I'm creating a set of hands-on lab users in my Azure AD for access to Azure Labs. We will reuse these user accounts (and reset the passwords after every lab session).
My challenge is that these users are being required to configure MFA. Which I THINK is called the Azure AD Interrupt Mode described here.
Is there a way to exclude these group of users from being required to set this up?
On
I think this can be disabled entirely by navigating to Azure AD - Default Directory - Properties - Manage Security Defaults (right at the bottom of the page) - Enable Security Defaults - set it to No.

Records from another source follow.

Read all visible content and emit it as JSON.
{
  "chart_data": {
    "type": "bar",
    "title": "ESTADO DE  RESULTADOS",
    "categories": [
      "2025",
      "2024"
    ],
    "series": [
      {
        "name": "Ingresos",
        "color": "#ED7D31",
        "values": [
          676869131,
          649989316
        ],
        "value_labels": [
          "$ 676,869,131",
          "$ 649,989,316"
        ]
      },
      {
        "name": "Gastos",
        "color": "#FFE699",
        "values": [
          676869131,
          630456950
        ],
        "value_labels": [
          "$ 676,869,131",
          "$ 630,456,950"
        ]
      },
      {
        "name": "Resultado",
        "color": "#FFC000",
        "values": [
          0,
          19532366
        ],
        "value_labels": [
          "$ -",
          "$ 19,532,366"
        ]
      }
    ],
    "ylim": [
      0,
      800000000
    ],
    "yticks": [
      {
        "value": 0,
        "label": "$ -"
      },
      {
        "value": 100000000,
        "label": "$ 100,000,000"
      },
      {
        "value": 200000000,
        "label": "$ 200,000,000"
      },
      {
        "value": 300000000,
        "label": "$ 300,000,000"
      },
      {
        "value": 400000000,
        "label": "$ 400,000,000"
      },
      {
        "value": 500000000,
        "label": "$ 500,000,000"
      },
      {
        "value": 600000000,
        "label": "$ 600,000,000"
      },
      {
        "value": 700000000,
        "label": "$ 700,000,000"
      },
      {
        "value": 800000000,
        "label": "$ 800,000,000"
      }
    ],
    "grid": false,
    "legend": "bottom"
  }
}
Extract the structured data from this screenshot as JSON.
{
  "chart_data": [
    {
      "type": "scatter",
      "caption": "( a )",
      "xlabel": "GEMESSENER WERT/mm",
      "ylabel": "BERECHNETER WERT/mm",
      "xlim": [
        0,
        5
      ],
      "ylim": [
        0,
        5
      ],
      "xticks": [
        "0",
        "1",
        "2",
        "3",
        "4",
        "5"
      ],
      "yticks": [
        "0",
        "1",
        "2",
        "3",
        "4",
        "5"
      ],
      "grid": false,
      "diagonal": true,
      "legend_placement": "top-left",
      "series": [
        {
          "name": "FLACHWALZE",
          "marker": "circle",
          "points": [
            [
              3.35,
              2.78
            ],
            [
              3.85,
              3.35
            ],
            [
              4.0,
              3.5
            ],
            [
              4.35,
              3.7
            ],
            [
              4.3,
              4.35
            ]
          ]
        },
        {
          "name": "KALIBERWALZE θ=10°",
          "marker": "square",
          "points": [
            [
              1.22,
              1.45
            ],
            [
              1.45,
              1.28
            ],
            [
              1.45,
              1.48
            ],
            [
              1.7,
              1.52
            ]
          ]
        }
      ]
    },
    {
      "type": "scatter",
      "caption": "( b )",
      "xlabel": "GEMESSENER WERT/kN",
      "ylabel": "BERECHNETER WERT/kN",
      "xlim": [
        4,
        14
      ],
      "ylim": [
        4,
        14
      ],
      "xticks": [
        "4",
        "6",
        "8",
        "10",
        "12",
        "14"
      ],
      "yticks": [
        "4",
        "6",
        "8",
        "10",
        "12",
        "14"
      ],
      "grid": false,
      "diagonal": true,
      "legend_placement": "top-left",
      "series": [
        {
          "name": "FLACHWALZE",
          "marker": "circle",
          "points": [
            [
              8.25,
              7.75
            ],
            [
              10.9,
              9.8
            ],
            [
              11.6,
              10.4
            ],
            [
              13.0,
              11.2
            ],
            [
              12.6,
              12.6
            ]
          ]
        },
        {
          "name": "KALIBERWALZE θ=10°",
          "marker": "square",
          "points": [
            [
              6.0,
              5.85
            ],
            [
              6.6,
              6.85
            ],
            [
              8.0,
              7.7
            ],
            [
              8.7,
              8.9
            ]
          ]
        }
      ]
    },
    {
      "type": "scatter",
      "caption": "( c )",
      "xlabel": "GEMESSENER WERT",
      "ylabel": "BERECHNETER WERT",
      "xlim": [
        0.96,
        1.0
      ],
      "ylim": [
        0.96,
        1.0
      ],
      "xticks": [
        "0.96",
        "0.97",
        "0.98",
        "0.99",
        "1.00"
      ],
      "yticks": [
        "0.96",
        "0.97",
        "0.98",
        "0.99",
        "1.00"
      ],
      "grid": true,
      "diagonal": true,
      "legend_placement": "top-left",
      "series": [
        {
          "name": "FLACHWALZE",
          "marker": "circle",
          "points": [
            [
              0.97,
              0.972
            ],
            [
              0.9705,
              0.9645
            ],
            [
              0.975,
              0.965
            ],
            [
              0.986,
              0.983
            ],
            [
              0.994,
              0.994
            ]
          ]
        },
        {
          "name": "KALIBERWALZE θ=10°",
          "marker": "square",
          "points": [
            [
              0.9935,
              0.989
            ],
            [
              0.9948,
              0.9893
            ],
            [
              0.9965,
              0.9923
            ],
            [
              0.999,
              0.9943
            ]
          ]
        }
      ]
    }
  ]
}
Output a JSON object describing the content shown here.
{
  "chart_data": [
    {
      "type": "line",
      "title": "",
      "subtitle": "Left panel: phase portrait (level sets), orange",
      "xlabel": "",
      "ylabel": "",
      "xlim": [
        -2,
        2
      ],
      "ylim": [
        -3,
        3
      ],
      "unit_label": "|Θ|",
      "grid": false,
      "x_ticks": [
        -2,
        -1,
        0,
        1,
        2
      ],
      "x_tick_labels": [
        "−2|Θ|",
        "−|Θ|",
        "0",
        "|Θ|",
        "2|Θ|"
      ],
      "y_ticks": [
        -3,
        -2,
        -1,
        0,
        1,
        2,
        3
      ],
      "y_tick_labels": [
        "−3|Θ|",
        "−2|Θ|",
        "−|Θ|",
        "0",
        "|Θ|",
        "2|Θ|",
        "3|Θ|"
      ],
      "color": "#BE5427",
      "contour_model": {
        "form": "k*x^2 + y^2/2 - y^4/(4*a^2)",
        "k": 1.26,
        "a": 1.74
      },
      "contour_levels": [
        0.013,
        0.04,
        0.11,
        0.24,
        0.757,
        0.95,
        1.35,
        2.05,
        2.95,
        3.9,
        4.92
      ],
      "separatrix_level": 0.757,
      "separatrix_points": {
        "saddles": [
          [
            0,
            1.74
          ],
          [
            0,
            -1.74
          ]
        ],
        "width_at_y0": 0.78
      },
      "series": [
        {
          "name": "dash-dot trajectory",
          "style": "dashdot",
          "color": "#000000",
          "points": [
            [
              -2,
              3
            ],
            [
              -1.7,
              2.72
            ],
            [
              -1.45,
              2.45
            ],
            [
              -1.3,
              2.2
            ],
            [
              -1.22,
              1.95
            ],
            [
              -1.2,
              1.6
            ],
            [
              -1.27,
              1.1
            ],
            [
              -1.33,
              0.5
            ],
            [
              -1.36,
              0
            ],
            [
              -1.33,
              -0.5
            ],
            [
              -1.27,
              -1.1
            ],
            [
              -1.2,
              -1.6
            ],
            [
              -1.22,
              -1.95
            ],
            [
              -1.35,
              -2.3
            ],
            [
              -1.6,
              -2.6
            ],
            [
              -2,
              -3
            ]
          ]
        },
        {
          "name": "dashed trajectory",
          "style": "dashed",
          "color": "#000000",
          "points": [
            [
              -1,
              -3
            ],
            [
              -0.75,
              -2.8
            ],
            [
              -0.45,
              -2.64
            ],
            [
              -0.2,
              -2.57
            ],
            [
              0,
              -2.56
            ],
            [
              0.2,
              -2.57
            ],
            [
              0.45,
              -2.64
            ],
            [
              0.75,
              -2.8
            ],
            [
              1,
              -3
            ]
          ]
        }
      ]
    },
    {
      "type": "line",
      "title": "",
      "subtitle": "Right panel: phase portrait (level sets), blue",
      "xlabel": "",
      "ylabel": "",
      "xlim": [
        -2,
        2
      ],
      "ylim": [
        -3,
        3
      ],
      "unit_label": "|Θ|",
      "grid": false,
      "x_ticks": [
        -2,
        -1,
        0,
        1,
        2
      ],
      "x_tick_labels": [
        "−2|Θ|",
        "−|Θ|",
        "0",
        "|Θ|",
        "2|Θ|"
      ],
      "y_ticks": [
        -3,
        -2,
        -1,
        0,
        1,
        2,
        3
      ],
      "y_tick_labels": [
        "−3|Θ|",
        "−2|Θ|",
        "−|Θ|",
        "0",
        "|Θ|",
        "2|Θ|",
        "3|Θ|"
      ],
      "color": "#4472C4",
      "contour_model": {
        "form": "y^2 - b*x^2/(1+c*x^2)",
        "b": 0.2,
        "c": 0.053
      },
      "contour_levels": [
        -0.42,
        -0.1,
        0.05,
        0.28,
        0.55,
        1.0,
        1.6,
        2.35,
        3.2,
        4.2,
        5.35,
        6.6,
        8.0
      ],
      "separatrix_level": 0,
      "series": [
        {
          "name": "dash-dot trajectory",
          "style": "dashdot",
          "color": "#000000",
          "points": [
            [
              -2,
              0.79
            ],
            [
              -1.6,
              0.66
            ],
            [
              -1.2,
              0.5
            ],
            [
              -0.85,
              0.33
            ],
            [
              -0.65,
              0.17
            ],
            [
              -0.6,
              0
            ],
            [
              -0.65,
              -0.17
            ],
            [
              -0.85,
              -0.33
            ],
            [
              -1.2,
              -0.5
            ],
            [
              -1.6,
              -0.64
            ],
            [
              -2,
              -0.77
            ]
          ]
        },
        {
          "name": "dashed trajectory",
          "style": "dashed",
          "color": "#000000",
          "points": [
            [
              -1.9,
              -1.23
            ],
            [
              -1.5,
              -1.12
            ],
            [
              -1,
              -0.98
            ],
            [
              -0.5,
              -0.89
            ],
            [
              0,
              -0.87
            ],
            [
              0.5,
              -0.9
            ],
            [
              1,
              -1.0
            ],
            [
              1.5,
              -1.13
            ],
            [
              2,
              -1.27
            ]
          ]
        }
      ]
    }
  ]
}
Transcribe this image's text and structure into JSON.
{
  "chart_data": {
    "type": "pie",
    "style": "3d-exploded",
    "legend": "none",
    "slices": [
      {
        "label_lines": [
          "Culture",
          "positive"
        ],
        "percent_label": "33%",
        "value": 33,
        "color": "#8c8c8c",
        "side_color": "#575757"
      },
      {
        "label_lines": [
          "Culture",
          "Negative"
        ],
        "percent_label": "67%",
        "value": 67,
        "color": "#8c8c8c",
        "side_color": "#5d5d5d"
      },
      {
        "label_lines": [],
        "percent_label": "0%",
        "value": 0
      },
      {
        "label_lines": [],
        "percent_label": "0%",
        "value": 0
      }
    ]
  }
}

If it's per user basis, then Navigate to Azure AD - All users - Per User MFA - this will list all the users and then you can select "n" number of them to either enable or disable MFA.
// Answering my own question and hope it helps someone.
The first and obvious step is to disable MFA. This is described in this link: https://learn.microsoft.com/en-us/azure/active-directory/authentication/howto-mfa-userstates
After this, however, you may still face the interrupt wizard as shared in the screenshot of the question above. This is due to Self-Service Password Reset (SSPR) being enabled. If SSPR is enabled, then MFA is still required for them to be able to do a password reset.
Solution 1: If you want SSPR enabled, then create a Conditional Access policy requiring MFA upon sign in.
Extra note: I tried setting the MFA details by bulk using PowerShell. However, it is not possible to set an MSOL user object's StrongAuthenticationUserDetails property.
Solution 2: Disable SSPR or limit to selected users using AD groups
Solution 2 works for me but may not work for everyone.